- Directed by: Vsevolod Pudovkin
- Written by: O. Brik; I. Novokshonov [ru];
- Starring: I. Inkizhinov; A. Tchistakov; L. Dediseff; A. Sudkaveich;
- Cinematography: Anatoli Golovnya
- Release date: 1928;
- Running time: 125 minutes
- Country: Soviet Union
- Languages: Silent film; Russian intertitles;

= Storm over Asia (1928 film) =

1928 film

Storm over Asia (Потомок Чингисхана, Potomok Chingiskhana, "The Heir to Genghis Khan") is a 1928 Soviet film directed by Vsevolod Pudovkin, written by Osip Brik and Ivan Novokshonov, and starring Valéry Inkijinoff. It is the final film in Pudovkin's "revolutionary trilogy", alongside Mother (1926) and The End of St. Petersburg (1927).

== Plot ==

Storm Over Asia

In 1918 a young and simple Mongol herdsman and trapper is cheated out of a valuable fox fur by a European capitalist fur trader. Ostracized from the trading post, he escapes to the hills after brawling with the trader who cheated him. In 1920 he becomes a Soviet partisan, and helps the partisans fight for the Soviets against the occupying British army. However he is captured by the British when they try to requisition cattle from the herdsmen at the same time as the commandant meets with a reincarnated Grand Lama. After the trapper is shot, the army discovers an amulet that suggests he is a direct descendant of Genghis Khan. They find him still alive, so the army restores his health and plans to use him as the head of a puppet regime. The trapper is thus thrust into prominence as he is placed in charge of the puppet government. By the end, however, the "puppet" turns against his masters in an outburst of fury.

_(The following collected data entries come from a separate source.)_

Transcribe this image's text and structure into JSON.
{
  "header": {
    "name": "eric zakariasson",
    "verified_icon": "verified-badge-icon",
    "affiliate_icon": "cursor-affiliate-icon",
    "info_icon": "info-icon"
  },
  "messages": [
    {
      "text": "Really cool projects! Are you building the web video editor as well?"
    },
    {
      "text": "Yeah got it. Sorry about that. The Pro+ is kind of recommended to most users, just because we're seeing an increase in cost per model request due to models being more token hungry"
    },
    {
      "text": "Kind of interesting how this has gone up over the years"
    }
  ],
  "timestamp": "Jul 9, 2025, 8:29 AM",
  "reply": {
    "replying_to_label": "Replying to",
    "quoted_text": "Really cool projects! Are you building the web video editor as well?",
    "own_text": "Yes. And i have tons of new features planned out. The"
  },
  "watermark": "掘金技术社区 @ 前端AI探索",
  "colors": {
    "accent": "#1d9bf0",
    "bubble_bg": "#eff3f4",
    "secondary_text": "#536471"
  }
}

== Historical portrayal ==

The British were never in Mongolia, much less ruling it as shown in the film, whereas the Soviet Union was heavily active spreading political influence by discrediting the unstable Bogd Khanate, whilst working towards the establishment of a Mongolian Soviet puppet state. However, given the variety of clues to the fictionalized narrative of the film (e.g. the military decorations that seem to resemble the German Empire juxtaposed together with the flag of the Union Jack), it's improbable that the film was ever received as a documentary. According to Slavicist John MacKay, it seems "the studio was trying to make a kind of all-purpose anti-imperialist, pro-Soviet film, transferable to many locales, rather than an analysis of a specific setting." As to some historical accuracy, Anti-Bolshevik monarchist troops led by rogue "mad baron" Roman von Ungern-Sternberg did invade Mongolia in October 1920, vying for territorial control with the Chinese.

Unlike such films as October 1917 or Battleship Potemkin, which are about revolutions in European Russia, Storm over Asia concerns itself with a distorted, fictionalised British occupation of Southeastern Siberia and Northern Tibet.

While film plot was heavily fictional, some film footage, such as Cham dance, was filmed during an actual ceremony at Tamchinsky datsan.

==Cast==
- Valéry Inkijinoff — Bair, the Mongol [The Son - U.S.] (as Valeri Inkishanov)
- I. Dedintsev — The British Commandant
- Aleksandr Chistyakov — The Russian Rebel Leader
- Viktor Tsoppi — Henry Hughes, unscrupulous fur-buyer.
- F. Ivanov — The Lama
- V. Pro — British missionary, translates amulet
- Boris Barnet — British soldier, pipe smoker
- Karl Gurniak — British soldier
- I. Inkizhinov — Bair's Father
- L. Belinskaya — The Commandant's Wife
- Anel Sudakevich — Commandant's blonde daughter

==Reception==
In a 2008 survey by Seans magazine, film historian Nikolai Izvolov listed it seventh among his 10 favourite Russian films. The Russian Guild of Film Critics placed Storm over Asia in its list of the 100 best films in the history of Russian cinema.

The film was rejected by the British Board of Film Censors due to the "brutal conduct" of the British Army troops depicted, as well as "on the ground that the film is provocative of or likely to cause a breach of the peace." It was eventually passed with a PG certificate in 1989.